CHRISTINE is a red 1958 Plymouth Fury, and it's clear from the outset that she's not your typical run-of-the-assembly-line product. Before she even leaves the factory, one worker has been injured (by a falling trunk lid) and another has died from supernatural causes.
Cut to Rockbridge, Calif., 1978. CHRISTINE'S body is full of dents and she's rusted to a deep maroon. Entger Arnie Cunningham, a shy, ungainly teen-ager who spies the vintage car for sale. It's love at first sight. "Maybe for the first time in my life," Arnie sighs, "I've found something even uglier than me. And I know I can fix her up."
Little does Arnie suspect that CHRISTINE has a past: Her previous owner took a fatal dose from her tailpipe after his wife and daughter suffered from auto-related deaths.
Arnie and CHRISTINE get pretty together. He painstakingly restors CHRISTINE'S battered body, and she gives him the confidence to take off his glasses and pick up Leigh, the prettiest girl in the high school. Only CHRISTINE -who reciprocates Arnie's feelings by playing old rock-and-roll songs with lyrics like "I don't know why I love you" on her radio-gets jealous, Leigh suffers a near-fatal mishap. Arnie's best friend, Dennis, is seriously injured after expressing reservations about Arnie's relationship with CHRISTINE.

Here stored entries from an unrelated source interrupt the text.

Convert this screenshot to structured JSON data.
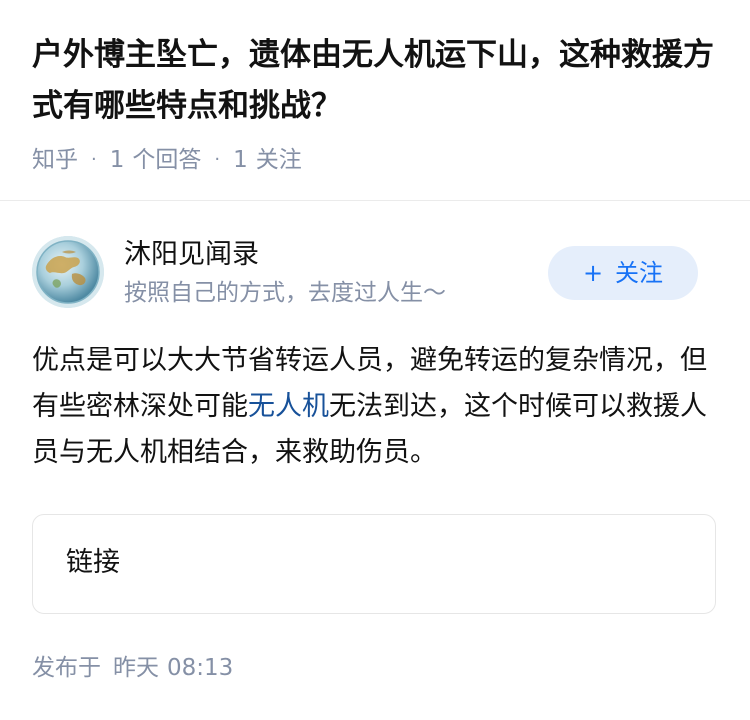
{
  "question": {
    "title": "户外博主坠亡，遗体由无人机运下山，这种救援方式有哪些特点和挑战？",
    "source": "知乎",
    "answers_count": "1",
    "answers_label": "个回答",
    "followers_count": "1",
    "followers_label": "关注"
  },
  "author": {
    "name": "沐阳见闻录",
    "bio": "按照自己的方式，去度过人生～",
    "avatar_icon": "earth-globe-avatar",
    "follow_plus": "+",
    "follow_label": "关注"
  },
  "answer": {
    "text_before": "优点是可以大大节省转运人员，避免转运的复杂情况，但有些密林深处可能",
    "keyword": "无人机",
    "text_after": "无法到达，这个时候可以救援人员与无人机相结合，来救助伤员。",
    "link_card_label": "链接"
  },
  "footer": {
    "publish_label": "发布于",
    "publish_day": "昨天",
    "publish_time": "08:13"
  },
  "colors": {
    "accent": "#1772f6",
    "link": "#175199",
    "meta": "#8590a6",
    "follow_bg": "#e5eefb"
  }
}
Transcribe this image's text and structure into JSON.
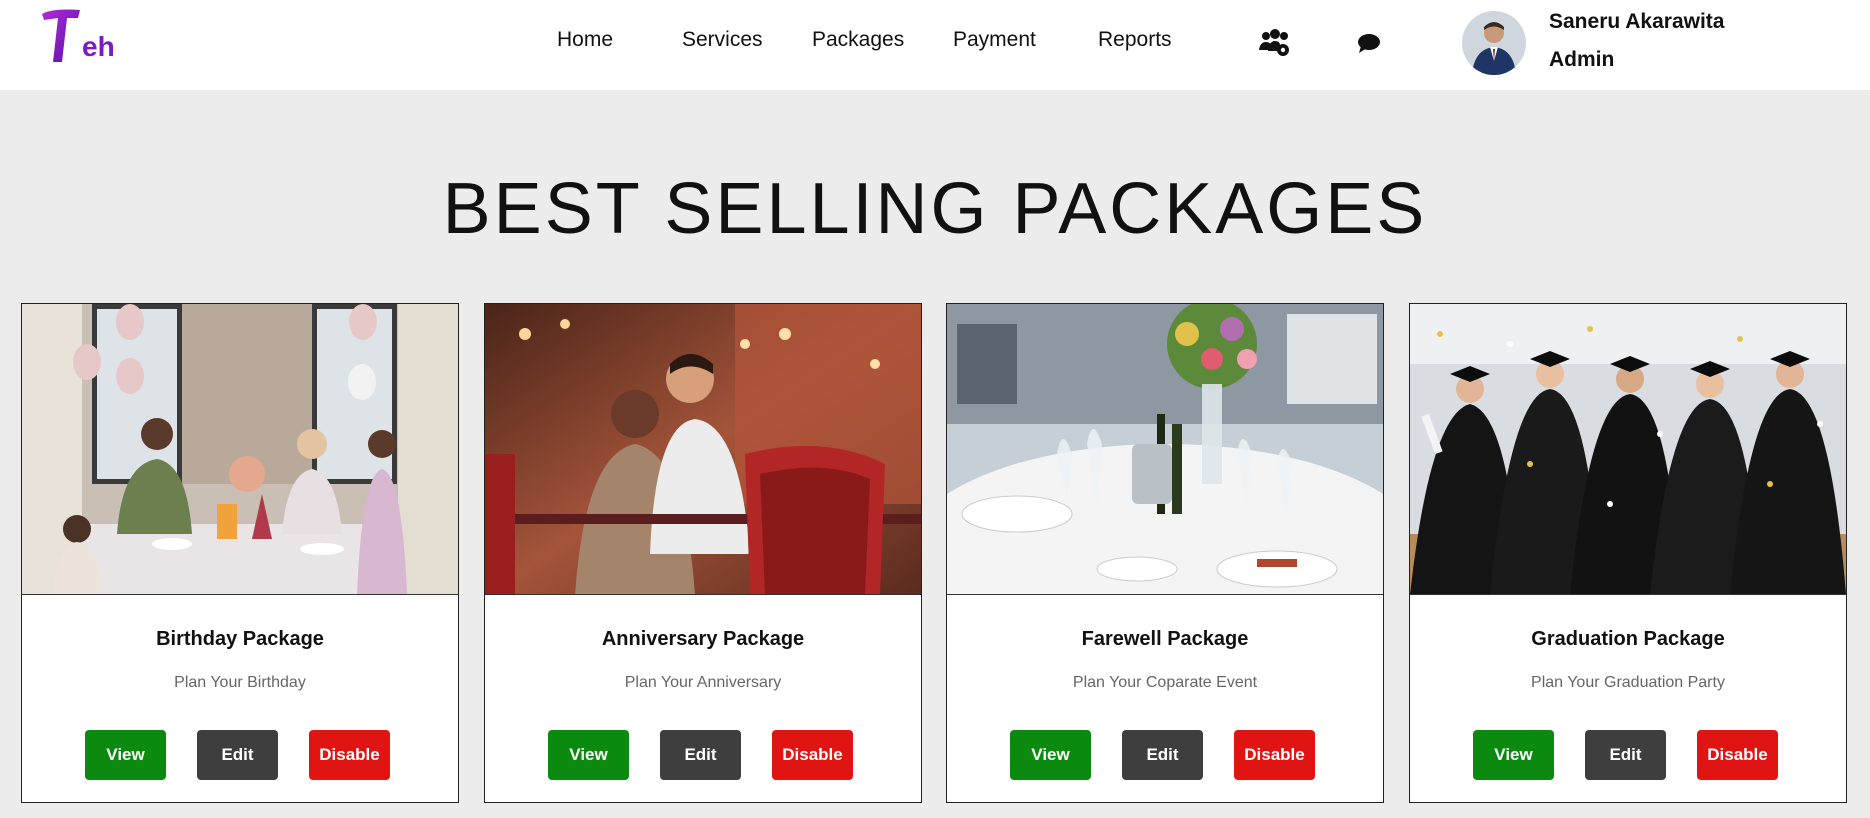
{
  "header": {
    "nav": [
      "Home",
      "Services",
      "Packages",
      "Payment",
      "Reports"
    ],
    "icons": [
      "users-gear-icon",
      "chat-icon"
    ],
    "user": {
      "name": "Saneru Akarawita",
      "role": "Admin"
    }
  },
  "page": {
    "title": "BEST SELLING PACKAGES"
  },
  "buttons": {
    "view": "View",
    "edit": "Edit",
    "disable": "Disable"
  },
  "colors": {
    "view": "#0b8a0f",
    "edit": "#3e3e3e",
    "disable": "#e11414",
    "brand": "#8a1fd1"
  },
  "packages": [
    {
      "title": "Birthday Package",
      "subtitle": "Plan Your Birthday"
    },
    {
      "title": "Anniversary Package",
      "subtitle": "Plan Your Anniversary"
    },
    {
      "title": "Farewell Package",
      "subtitle": "Plan Your Coparate Event"
    },
    {
      "title": "Graduation Package",
      "subtitle": "Plan Your Graduation Party"
    }
  ]
}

CHRISTINE inspires outright hostility among a band of teen-age thugs who had been happily bullying Arnie. But not to worry, with Arnie's encouragement, CHRISTINE can use her supernatural powers to heal her wounds from a near-totaling at the hands and exact the best revenge in any of King's films since Brian De Palma's CARRIE.

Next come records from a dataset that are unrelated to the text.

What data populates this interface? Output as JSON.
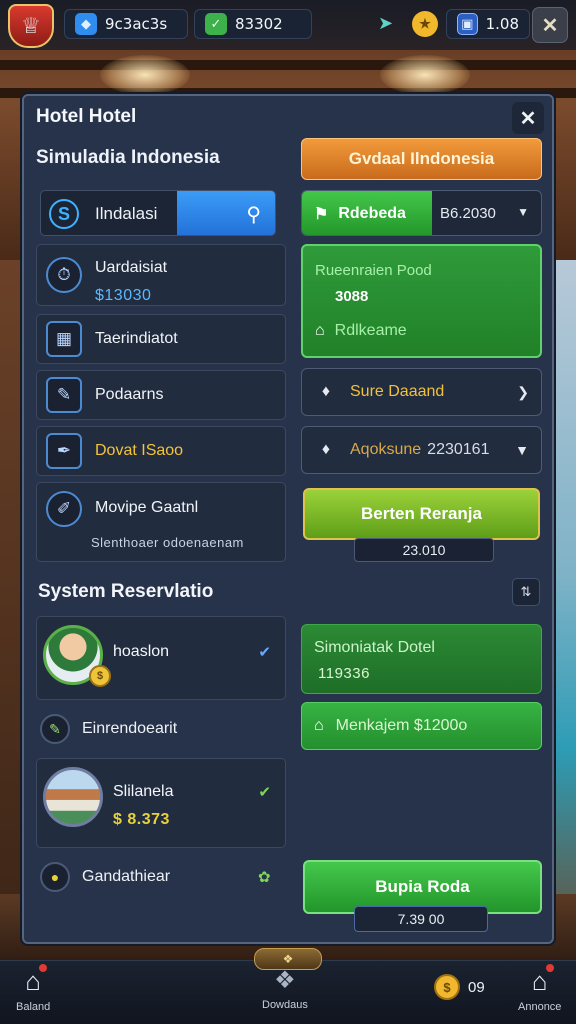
{
  "hud": {
    "gems_value": "9c3ac3s",
    "cash_value": "83302",
    "ticket_value": "1.08",
    "gems_icon": "blue-gem-icon",
    "cash_icon": "green-cash-icon",
    "close_icon": "close-icon"
  },
  "panel": {
    "title": "Hotel Hotel",
    "subtitle": "Simuladia Indonesia",
    "orange_button": "Gvdaal Ilndonesia",
    "search": {
      "value": "Ilndalasi"
    },
    "combo": {
      "label": "Rdebeda",
      "value": "B6.2030"
    },
    "left_items": [
      {
        "label": "Uardaisiat",
        "sub": "$13030",
        "icon": "timer-icon"
      },
      {
        "label": "Taerindiatot",
        "icon": "grid-icon"
      },
      {
        "label": "Podaarns",
        "icon": "pencil-icon"
      },
      {
        "label": "Dovat ISaoo",
        "icon": "pen-icon"
      },
      {
        "label": "Movipe Gaatnl",
        "sub": "Slenthoaer odoenaenam",
        "icon": "brush-icon"
      }
    ],
    "green_box": {
      "title": "Rueenraien Pood",
      "value": "3088",
      "footer": "Rdlkeame"
    },
    "row_sure": {
      "label": "Sure Daaand"
    },
    "row_apo": {
      "label": "Aqoksune",
      "value": "2230161"
    },
    "lime_button": "Berten Reranja",
    "lime_tag": "23.010",
    "section_title": "System Reservlatio",
    "reservations": [
      {
        "name": "hoaslon"
      },
      {
        "name": "Slilanela",
        "value": "$ 8.373"
      }
    ],
    "plain_rows": [
      {
        "label": "Einrendoearit"
      },
      {
        "label": "Gandathiear"
      }
    ],
    "green_card": {
      "title": "Simoniatak Dotel",
      "value": "119336"
    },
    "green_row": {
      "label": "Menkajem $1200o"
    },
    "big_green_button": "Bupia Roda",
    "big_green_tag": "7.39 00"
  },
  "bottom_nav": {
    "left_label": "Baland",
    "center_label": "Dowdaus",
    "coin_value": "09",
    "right_label": "Annonce"
  },
  "colors": {
    "panel_bg": "#27334a",
    "accent_green": "#2f9b3a",
    "accent_orange": "#e08a2e",
    "accent_blue": "#2f86ea"
  }
}
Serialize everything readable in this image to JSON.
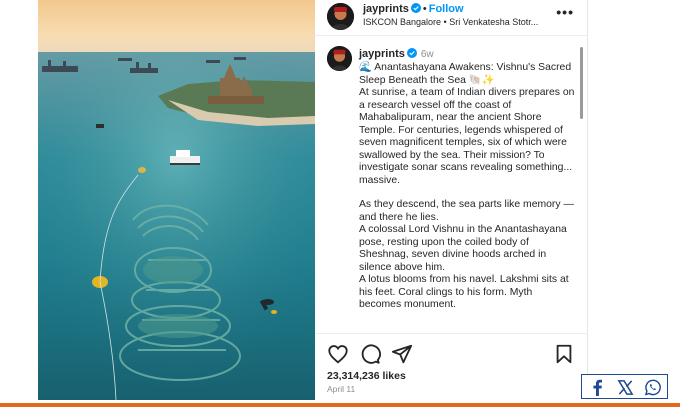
{
  "post": {
    "username": "jayprints",
    "follow_label": "Follow",
    "location": "ISKCON Bangalore • Sri Venkatesha Stotr...",
    "more_label": "•••",
    "time_ago": "6w",
    "caption": [
      "🌊 Anantashayana Awakens: Vishnu's Sacred Sleep Beneath the Sea 🐚✨",
      "At sunrise, a team of Indian divers prepares on a research vessel off the coast of Mahabalipuram, near the ancient Shore Temple. For centuries, legends whispered of seven magnificent temples, six of which were swallowed by the sea. Their mission? To investigate sonar scans revealing something... massive.",
      "As they descend, the sea parts like memory — and there he lies.",
      "A colossal Lord Vishnu in the Anantashayana pose, resting upon the coiled body of Sheshnag, seven divine hoods arched in silence above him.",
      "A lotus blooms from his navel. Lakshmi sits at his feet. Coral clings to his form. Myth becomes monument."
    ],
    "likes": "23,314,236 likes",
    "date": "April 11"
  },
  "colors": {
    "follow": "#0095f6",
    "verified": "#0095f6",
    "share_border": "#1d4a93",
    "bottom_bar": "#e0691f"
  },
  "icons": {
    "actions": [
      "heart-icon",
      "comment-icon",
      "share-send-icon",
      "bookmark-icon"
    ],
    "share": [
      "facebook-icon",
      "x-icon",
      "whatsapp-icon"
    ]
  }
}
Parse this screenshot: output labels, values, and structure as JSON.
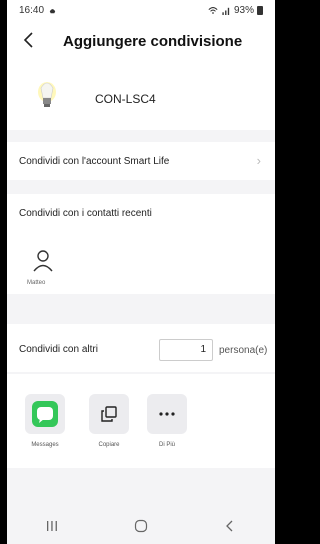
{
  "status": {
    "time": "16:40",
    "signal": "93%"
  },
  "header": {
    "title": "Aggiungere condivisione",
    "back_icon": "chevron-left-icon"
  },
  "device": {
    "name": "CON-LSC4",
    "icon": "lightbulb-icon"
  },
  "share_account": {
    "label": "Condividi con l'account Smart Life"
  },
  "recent": {
    "label": "Condividi con i contatti recenti",
    "contacts": [
      {
        "name": "Matteo"
      }
    ]
  },
  "others": {
    "label": "Condividi con altri",
    "count": "1",
    "unit": "persona(e)"
  },
  "share_options": [
    {
      "label": "Messages",
      "icon": "messages-icon",
      "accent": "#34c759"
    },
    {
      "label": "Copiare",
      "icon": "copy-icon"
    },
    {
      "label": "Di Più",
      "icon": "more-icon"
    }
  ],
  "nav": {
    "recents_icon": "recents-icon",
    "home_icon": "home-icon",
    "back_icon": "back-icon"
  }
}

The special effects are wonderful. CHRISTINE is undoubtedly the first movie where most of the budget was spent on body work. But in other ways CHRISTINE suffers from a thrown-together look that seems to betray the haste necessary to rush it onto movie theaters while King's book was still topping the best-seller charts.
Keith Gordon, who played the young computer whip in De Palma's DRESSED TO KILL, is amusing as Arnie. He seems to fully appreciate Carpenter's tongue-in-cheek approach-only a Steven Spielberg DUEL could bring off a story about a homicidal vehicle with a straight face-that mostly soft-pedals shocks or irony in favor of laughs.